Дмитриев умер богатым и знаменитым человеком в 1948 году, внезапно, всего 48 лет от роду, успев тем не менее оформить не менее 500 спектаклей. Еще при жизни в официальной печати его льстиво называли классиком. И пожалуй, он заслужил это звание, ибо его реалистические декорации к пьесам Чехова и операм Чайковского остаются по-своему непревзойденными. До конца своей жизни Дмитриев оставался одержимым петербургскими пейзажами, возвращаясь к ним вновь и вновь – и в своих театральных работах, и в станковых картинах.
Расстаться с Дмитриевым, Эрбштейном, Слонимским (который впоследствии стал ведущим историком и теоретиком советского балета, а также успешным балетным либреттистом) и другими соратниками по «Молодому балету» было, очевидно, нелегко для молодого Баланчина. Но здесь проявился столь типичный для Баланчина – и тогда, и в более поздние годы – его фатализм, имевший, несомненно, религиозные корни. Ведь все, в сущности, было решено за Баланчина: и сама идея отъезда, и его план, и состав гастрольной группы.
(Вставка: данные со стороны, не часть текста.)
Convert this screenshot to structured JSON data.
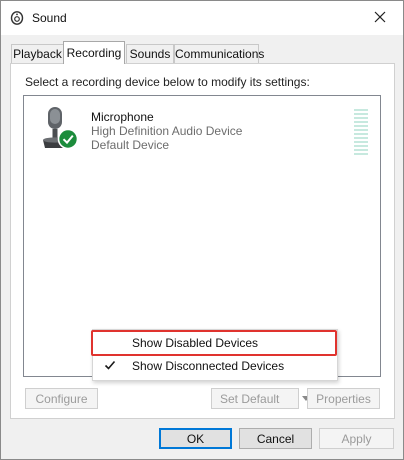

Ему оставалось лишь присоединиться.
Баланчин был суеверен (как и Дягилев, и Стравинский). И ему, конечно, провиденциальным показался тот факт, что менеджера-организатора группы звали точно так же, как и его собственного ближайшего друга, – Владимиром Дмитриевым, хотя человек этот и не был с молодым художником ни в каких родственных отношениях. Два Дмитриева даже не были знакомы.
Когда 4 июля 1924 года Баланчин и его маленькая группа покидали навсегда Петроград на пароходе, направлявшемся в Германию, материальный багаж молодого танцовщика и хореографа был минимальным, но багаж духовный – огромным. За плечами у Баланчина была лучшая в мире балетная школа, давшая ему блестящие профессиональные навыки, и участие в труппе Мариинского театра, который в тот момент был подлинным центром мирового балета с классическим репертуаром из более чем двух дюжин названий, сохранившихся большей частью в оригинальной чистоте и красоте. Таким не мог похвалиться ни один другой балет мира. Вдобавок музыкальное образование Баланчин получил в лучшей в стране консерватории, гордившейся своими традициями, где его сверстником был молодой гений Шостакович.